The whole point of crossovers is practicality – and the ASX scores top marks with its fold-flat rear seats and 442-litre boot. The boot opening is large and there's some underfloor storage, too. A ski hatch helps when carrying longer objects, while a large glovebox and central cubbyhole provide plenty of storage space. As the ASX has a long passenger compartment, there's lots of room in the back.
Value for money
THIS Mitsubishi is great value for money, with even entry-level models getting air-conditioning, alloy wheels and remote central locking. The big-selling ASX 3 adds climate control, cruise control and rear parking sensors.

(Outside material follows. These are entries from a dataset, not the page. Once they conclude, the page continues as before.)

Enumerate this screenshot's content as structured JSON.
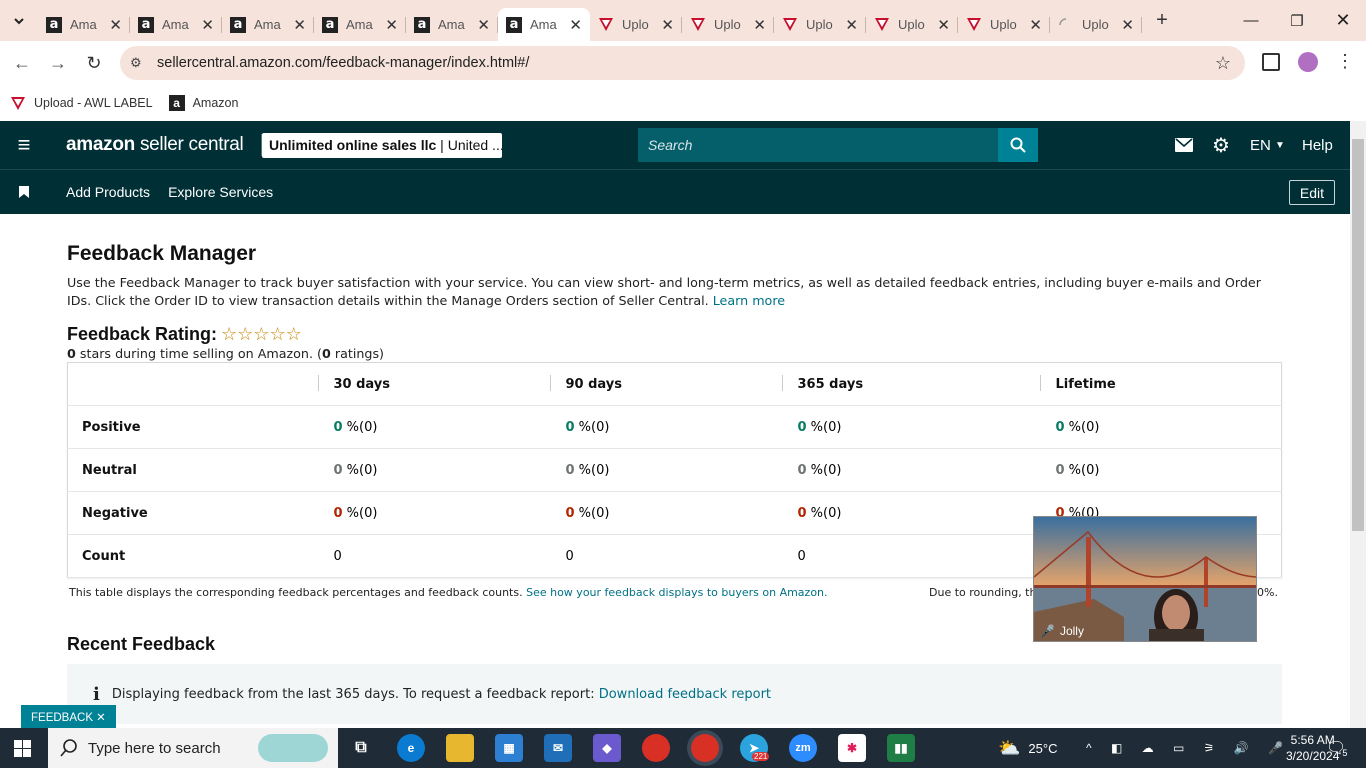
{
  "browser": {
    "tabs": [
      {
        "title": "Ama",
        "icon": "amazon-icon",
        "active": false
      },
      {
        "title": "Ama",
        "icon": "amazon-icon",
        "active": false
      },
      {
        "title": "Ama",
        "icon": "amazon-icon",
        "active": false
      },
      {
        "title": "Ama",
        "icon": "amazon-icon",
        "active": false
      },
      {
        "title": "Ama",
        "icon": "amazon-icon",
        "active": false
      },
      {
        "title": "Ama",
        "icon": "amazon-icon",
        "active": true
      },
      {
        "title": "Uplo",
        "icon": "upload-icon",
        "active": false
      },
      {
        "title": "Uplo",
        "icon": "upload-icon",
        "active": false
      },
      {
        "title": "Uplo",
        "icon": "upload-icon",
        "active": false
      },
      {
        "title": "Uplo",
        "icon": "upload-icon",
        "active": false
      },
      {
        "title": "Uplo",
        "icon": "upload-icon",
        "active": false
      },
      {
        "title": "Uplo",
        "icon": "loading-icon",
        "active": false
      }
    ],
    "url": "sellercentral.amazon.com/feedback-manager/index.html#/",
    "bookmarks": [
      {
        "label": "Upload - AWL LABEL",
        "icon": "upload-icon"
      },
      {
        "label": "Amazon",
        "icon": "amazon-icon"
      }
    ]
  },
  "header": {
    "logo_amazon": "amazon",
    "logo_rest": "seller central",
    "account_name": "Unlimited online sales llc",
    "account_region": "United ...",
    "search_placeholder": "Search",
    "language": "EN",
    "help": "Help"
  },
  "subnav": {
    "links": [
      "Add Products",
      "Explore Services"
    ],
    "edit": "Edit"
  },
  "main": {
    "title": "Feedback Manager",
    "description": "Use the Feedback Manager to track buyer satisfaction with your service. You can view short- and long-term metrics, as well as detailed feedback entries, including buyer e-mails and Order IDs. Click the Order ID to view transaction details within the Manage Orders section of Seller Central.",
    "learn_more": "Learn more",
    "rating_title": "Feedback Rating:",
    "stars": "☆☆☆☆☆",
    "rating_sub_stars": "0",
    "rating_sub_text1": " stars during time selling on Amazon. (",
    "rating_sub_ratings": "0",
    "rating_sub_text2": " ratings)",
    "table": {
      "headers": [
        "30 days",
        "90 days",
        "365 days",
        "Lifetime"
      ],
      "rows": [
        {
          "label": "Positive",
          "kind": "pos",
          "cells": [
            {
              "v": "0",
              "p": " %(0)"
            },
            {
              "v": "0",
              "p": " %(0)"
            },
            {
              "v": "0",
              "p": " %(0)"
            },
            {
              "v": "0",
              "p": " %(0)"
            }
          ]
        },
        {
          "label": "Neutral",
          "kind": "neu",
          "cells": [
            {
              "v": "0",
              "p": " %(0)"
            },
            {
              "v": "0",
              "p": " %(0)"
            },
            {
              "v": "0",
              "p": " %(0)"
            },
            {
              "v": "0",
              "p": " %(0)"
            }
          ]
        },
        {
          "label": "Negative",
          "kind": "neg",
          "cells": [
            {
              "v": "0",
              "p": " %(0)"
            },
            {
              "v": "0",
              "p": " %(0)"
            },
            {
              "v": "0",
              "p": " %(0)"
            },
            {
              "v": "0",
              "p": " %(0)"
            }
          ]
        },
        {
          "label": "Count",
          "kind": "count",
          "cells": [
            {
              "v": "0",
              "p": ""
            },
            {
              "v": "0",
              "p": ""
            },
            {
              "v": "0",
              "p": ""
            },
            {
              "v": "",
              "p": ""
            }
          ]
        }
      ]
    },
    "table_note": "This table displays the corresponding feedback percentages and feedback counts.",
    "table_note_link": "See how your feedback displays to buyers on Amazon.",
    "rounding_note_start": "Due to rounding, th",
    "rounding_note_end": "0%.",
    "recent_title": "Recent Feedback",
    "info_text": "Displaying feedback from the last 365 days. To request a feedback report:",
    "info_link": "Download feedback report",
    "feedback_tab": "FEEDBACK ✕"
  },
  "video": {
    "name": "Jolly"
  },
  "taskbar": {
    "search": "Type here to search",
    "weather": "25°C",
    "time": "5:56 AM",
    "date": "3/20/2024",
    "telegram_badge": "221",
    "notifications": "5"
  },
  "colors": {
    "header_bg": "#002f36",
    "link": "#007185",
    "positive": "#067d62",
    "negative": "#b12704",
    "neutral": "#6f7373"
  }
}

Range-topping models include a reversing camera, satellite navigation and leather seats, so you get a lot of car for the money.
The big-selling 1.6-litre petrol ASX 3 doesn’t cost too much to run. Stop-start technology means the engine shuts down when you’re sitting in traffic, which helps it return an impressive 47.1mpg and emit 135g/km. The diesel has even better economy, at 51.4mpg, but emits 145g/km, so annual road tax costs £15 more, at £125. The diesel has shorter 9,000-mile service intervals, too; the petrol car only needs to visit the dealer every 12,500 miles. Either way, Mitsubishi's fixed-price servicing will help owners plan their costs.